Blackberry and lemon verbena jam

Various jams are for sale at Sqirl. Recipe: Blackberry and lemon verbena jam (Barbara Davidson / Los Angeles Times)

Jessica Koslow is rummaging around in her room-sized walk-in refrigerator at Sqirl, looking for fruit. There are several cases of tiny, intensely flavored Santa Rosa plums from farmer James Burch. Wait, no. How about some of these dry-farmed Blenheim apricots from Mike Cirone of See Canyon? She hoists a case onto her shoulder and hurries to her kitchen. It's time to make jam.

While home preserving has the reputation of being unforgiving and demanding, watching a master like Koslow, you realize how easy it really is, especially when you start with the the kind of fruit that is flooding the markets right now.

A former pastry chef, Koslow turned her jam-making hobby into a business, then she turned the jam business into a store, turned the store into a coffee shop, turned the coffee shop into a restaurant and now is expanding into the space next door, a gourmet market and wine shop that she will share with her old friend and mentor Lou Amdur.

For now, though, the kitchen at Sqirl is tiny, dominated by a single six-burner stove and a beautifully seasoned hardwood counter. The sign outside says "Toast and Jam," and it's hard to believe there's room for the staff to make much more than that. (Of course they do. There's a range of breakfast and lunch items.)

Fortunately, it doesn't take much space to make great jam. A scale, a small plastic food bucket, a much-used copper preserving pan, and Koslow has pretty much everything we need.

Because the apricots are freestone fruits, we don't even need knives — dig into the seam with your thumb and the fruit splits right open; and don't forget to work over the bucket to collect the juice.

Koslow works by weight. It is far more accurate, and using percentages lets you scale the recipe up and down, depending on how much fruit you have.

For apricots, she uses 60% of the weight of the fruit in sugar and 2% lemon juice — so every pound of apricots takes about nine ounces of sugar and 1/3 ounce of lemon juice (a little less than 1 tablespoon). Other fruits take different ratios, depending on the amount of pectin, sugar and acidity they contain. Ratios can run as low as 30% sugar for Gravenstein apples, or as high as 70% for Santa Rosa plums.

Everything gets mixed together in the preserving pan until all of the sugar is moistened by the apricot juices, then put over a high flame.

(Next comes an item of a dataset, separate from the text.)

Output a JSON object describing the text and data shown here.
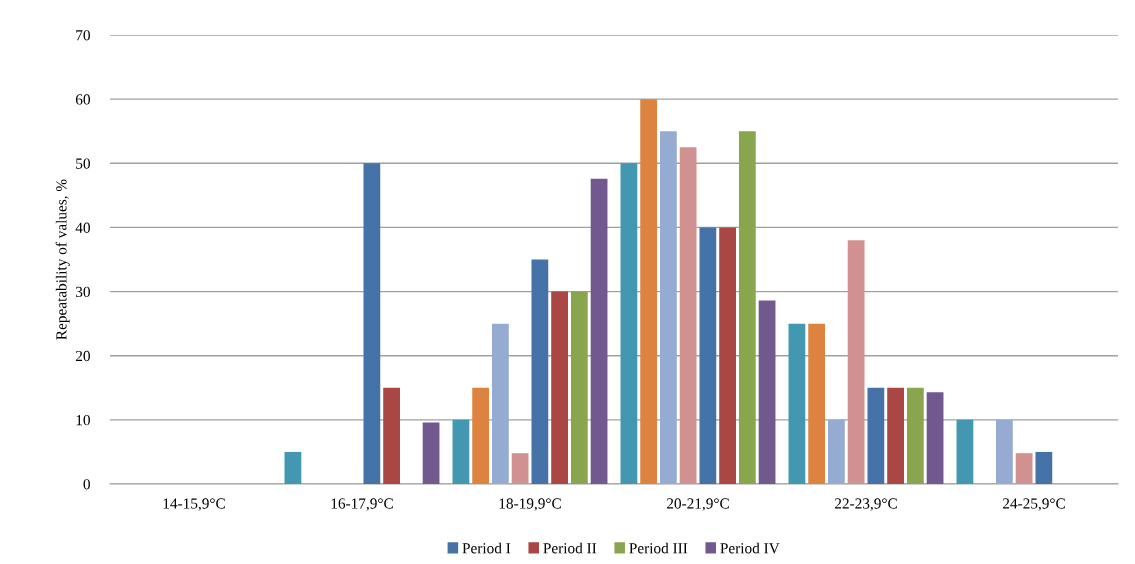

Koslow pulls a half-dozen or so of the apricot pits from the bucket, lines them up on a towel and cracks them with a big rubber mallet. She picks out the meats, toasts them briefly in the oven, then ties them in a cheesecloth turkey roasting bag and puts that in with the cooking fruit to add a slight floral bitterness.

At first there is just a mad bubbling. It's important to stir constantly, or the sugar will scorch. A long-handled silicone spatula is perfect for this, and a pair of heatproof gloves doesn't hurt as the mixture spits and spurts (Koslow's come up past her wrists for even more protection).

Gradually, the fruit softens and the sugar melts into a syrup. The syrup darkens and thickens as the apricots collapse. The mixture feels heavier when you stir.

After about 10 minutes, when you lift the spatula you will see that what once was liquid that flowed off in several points has now become stickier and "sheets" just under the blade.

Just to be certain, Koslow takes the pan off the burner and lets it sit for a minute. Sure enough, the jam starts to jell at the edges almost immediately. Done.

It's that simple. We've captured the very best of early summer in a jar.